Stephanie Carpenter Selected for Deans' Teaching Showcase
College of Sciences and Arts Dean LaReesa Wolfenbarger has selected Stephanie Carpenter, assistant professor in the Department of Humanities, as the featured instructor in this week’s Deans’ Teaching Showcase.
Carpenter will be recognized at an end-of-term event with other spring showcase members and is a candidate for the CTL Instructional Award Series.
Carpenter is an assistant professor in creative writing who brings rich and unique perspectives into her scholarship and teaching through her Master of Fine Arts and Ph.D. in Creative Writing degrees.
“Students in Dr. Carpenter’s courses have the benefit of a professor trained in the practice of creative writing as well as one trained in analyzing literature,” said Wolfenbarger. Combining these in her courses, Carpenter challenges and supports students to reach and to develop their creativity and critical analysis as complementary skills. Carpenter leads with a philosophy that “practice is paramount.”

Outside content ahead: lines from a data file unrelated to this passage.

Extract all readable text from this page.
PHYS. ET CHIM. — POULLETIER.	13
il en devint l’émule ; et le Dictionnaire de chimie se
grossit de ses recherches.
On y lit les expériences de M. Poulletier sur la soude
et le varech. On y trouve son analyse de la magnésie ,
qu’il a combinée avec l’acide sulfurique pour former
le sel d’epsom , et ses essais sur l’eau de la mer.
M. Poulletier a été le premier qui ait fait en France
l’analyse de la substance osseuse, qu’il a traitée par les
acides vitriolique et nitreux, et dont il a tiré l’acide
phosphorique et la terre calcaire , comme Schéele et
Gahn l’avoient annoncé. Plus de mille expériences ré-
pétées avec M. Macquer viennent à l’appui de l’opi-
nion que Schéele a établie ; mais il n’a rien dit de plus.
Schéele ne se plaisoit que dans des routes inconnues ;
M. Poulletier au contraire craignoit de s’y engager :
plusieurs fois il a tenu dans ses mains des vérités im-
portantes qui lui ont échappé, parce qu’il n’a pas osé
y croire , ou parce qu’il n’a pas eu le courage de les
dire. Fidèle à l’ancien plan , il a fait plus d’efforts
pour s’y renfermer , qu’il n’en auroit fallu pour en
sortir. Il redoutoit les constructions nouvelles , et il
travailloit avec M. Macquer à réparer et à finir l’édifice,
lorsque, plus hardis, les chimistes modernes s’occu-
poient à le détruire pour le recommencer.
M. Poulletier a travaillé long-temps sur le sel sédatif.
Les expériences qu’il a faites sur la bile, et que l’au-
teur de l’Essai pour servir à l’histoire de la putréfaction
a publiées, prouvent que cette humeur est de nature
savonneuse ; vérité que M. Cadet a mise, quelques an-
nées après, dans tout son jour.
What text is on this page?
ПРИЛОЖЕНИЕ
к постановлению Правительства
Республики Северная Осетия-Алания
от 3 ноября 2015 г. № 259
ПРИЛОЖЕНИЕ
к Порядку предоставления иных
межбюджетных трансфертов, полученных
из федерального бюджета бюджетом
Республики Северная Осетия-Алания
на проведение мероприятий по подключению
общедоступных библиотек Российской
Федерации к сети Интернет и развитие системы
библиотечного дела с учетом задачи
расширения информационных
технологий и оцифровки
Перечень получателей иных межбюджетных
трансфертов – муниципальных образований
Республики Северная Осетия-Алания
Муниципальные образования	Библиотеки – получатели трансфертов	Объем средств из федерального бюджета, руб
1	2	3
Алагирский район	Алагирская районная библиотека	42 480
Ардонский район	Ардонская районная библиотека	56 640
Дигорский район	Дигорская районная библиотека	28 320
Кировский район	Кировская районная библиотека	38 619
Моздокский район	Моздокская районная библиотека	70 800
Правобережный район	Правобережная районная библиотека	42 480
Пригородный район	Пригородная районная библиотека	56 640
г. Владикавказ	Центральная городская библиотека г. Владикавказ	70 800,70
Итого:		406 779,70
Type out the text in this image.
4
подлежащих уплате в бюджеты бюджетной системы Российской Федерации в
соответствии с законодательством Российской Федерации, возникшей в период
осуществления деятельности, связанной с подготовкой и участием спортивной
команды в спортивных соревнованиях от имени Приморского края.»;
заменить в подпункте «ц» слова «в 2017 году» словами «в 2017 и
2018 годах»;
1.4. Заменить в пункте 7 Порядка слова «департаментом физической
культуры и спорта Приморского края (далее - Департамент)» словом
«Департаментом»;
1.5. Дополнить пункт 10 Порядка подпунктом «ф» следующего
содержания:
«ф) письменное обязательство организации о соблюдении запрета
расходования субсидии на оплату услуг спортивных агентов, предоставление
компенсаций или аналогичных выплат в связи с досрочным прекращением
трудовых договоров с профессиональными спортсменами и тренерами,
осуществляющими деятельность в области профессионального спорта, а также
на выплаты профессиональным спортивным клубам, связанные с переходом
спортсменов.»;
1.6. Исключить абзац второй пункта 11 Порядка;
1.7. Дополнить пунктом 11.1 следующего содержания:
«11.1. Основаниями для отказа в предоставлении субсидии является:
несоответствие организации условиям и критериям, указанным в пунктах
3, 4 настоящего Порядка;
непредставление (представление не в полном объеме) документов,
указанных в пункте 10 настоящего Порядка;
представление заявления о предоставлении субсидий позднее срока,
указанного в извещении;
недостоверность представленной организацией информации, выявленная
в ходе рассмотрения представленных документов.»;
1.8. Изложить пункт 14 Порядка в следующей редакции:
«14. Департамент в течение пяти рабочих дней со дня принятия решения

“The depth and positivity of student feedback on course evaluations is impressive and the comments convey how profoundly impacted the students feel after taking a course from Dr. Carpenter,” said Wolfenbarger. “Students even express surprise at how deeply they are affected by her courses.”
Student comments have a recurring theme of how the course supported their growth. One student advised future students to choose interesting and meaningful writing topics. “Sometimes these topics can be deep, and it’s a good opportunity to explore the self. You may learn something,” they wrote. Another student advised, “Be prepared to search your soul.”
Students described how Carpenter provides the scaffolding for their growth throughout the course. “I thought the way you gradually brought us out by responding to shorter pieces that didn’t require as much intimacy, gradually building to pieces requiring more and more soul searching was a good strategy,” said one.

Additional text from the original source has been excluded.